Un oiseau traverse la lessive du ciel. Seul l'insecte trottine où sévissait Gengis. Un frisson, un pas d'invisible courbe les graminées. Désœuvré, un enfant enfouit son visage dans le pain tiède et souple. Les perdrix de combat sont assoupies dans leur cage, près de la porte, à l'ombre.
Les hautes effigies du dieu de Bonté, colosses infestés d'hirondelles et de hiboux, sont le soir couleur de sirop de mûres. Golems à peine déchaussés de la roche et gourds, ils titubent à l'issue de la longue galerie qui semble les avoir livrés d'un coup à la transparence, à la lumière, à l'espace. Elle s'est vite refermée derrière eux. Ni aveugles ni éblouis, mais les prunelles et la face entière martelées par l'iconoclaste, le relaps retombé dans la violence. Images de douceur en havre d'affection.

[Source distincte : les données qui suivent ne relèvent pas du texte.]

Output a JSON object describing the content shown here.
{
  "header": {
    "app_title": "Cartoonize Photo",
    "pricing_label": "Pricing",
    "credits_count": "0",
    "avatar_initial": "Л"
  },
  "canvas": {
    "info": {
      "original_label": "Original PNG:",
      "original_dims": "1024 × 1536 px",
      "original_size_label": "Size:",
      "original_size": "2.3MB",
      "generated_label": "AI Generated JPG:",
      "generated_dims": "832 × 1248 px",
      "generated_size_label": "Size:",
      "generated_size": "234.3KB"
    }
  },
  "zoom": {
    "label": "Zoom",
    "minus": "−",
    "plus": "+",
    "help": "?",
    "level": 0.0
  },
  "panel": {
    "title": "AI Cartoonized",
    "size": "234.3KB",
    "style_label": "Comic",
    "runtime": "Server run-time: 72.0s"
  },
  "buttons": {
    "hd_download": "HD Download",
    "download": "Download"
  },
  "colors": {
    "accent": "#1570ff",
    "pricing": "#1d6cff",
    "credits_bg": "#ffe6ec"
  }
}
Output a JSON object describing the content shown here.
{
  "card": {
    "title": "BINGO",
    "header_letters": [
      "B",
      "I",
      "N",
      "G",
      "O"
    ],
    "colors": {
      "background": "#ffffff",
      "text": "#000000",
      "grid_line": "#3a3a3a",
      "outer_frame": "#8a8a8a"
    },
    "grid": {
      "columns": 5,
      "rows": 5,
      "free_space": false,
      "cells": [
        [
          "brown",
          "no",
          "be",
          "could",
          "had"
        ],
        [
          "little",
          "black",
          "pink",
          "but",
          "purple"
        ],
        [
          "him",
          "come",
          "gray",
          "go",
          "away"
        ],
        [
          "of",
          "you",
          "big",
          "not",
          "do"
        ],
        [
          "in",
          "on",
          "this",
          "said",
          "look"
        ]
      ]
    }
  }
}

Le nomade tond l'agneau mauve de sa cisaille de fer flexible sans pivot ni rivet. Dans l'herbe pauvre, des tas de pierres menus et fréquents désignent une assemblée de tombes, comme si les chameliers choisissaient pour mourir les étapes de transhumance.
Rien ne limite l'étendue. Et vous avez soudain l'horizon à la pointe de vos sandales. Le sol a pris fin sans crier gare. Il s'ouvre sur un escalier de lacs d'un bleu plus vif que le ciel. Ils sont suspendus comme les jardins de l'Assyrienne. Immenses paliers liquides dans l'épaisseur du monde. Chacun s'achève en un ruissellement silencieux d'auge qui déborde. La cuvette inférieure reçoit et transmet le don intarissable. L'eau passe le musoir sur un duvet d'algues immortelles et fugaces.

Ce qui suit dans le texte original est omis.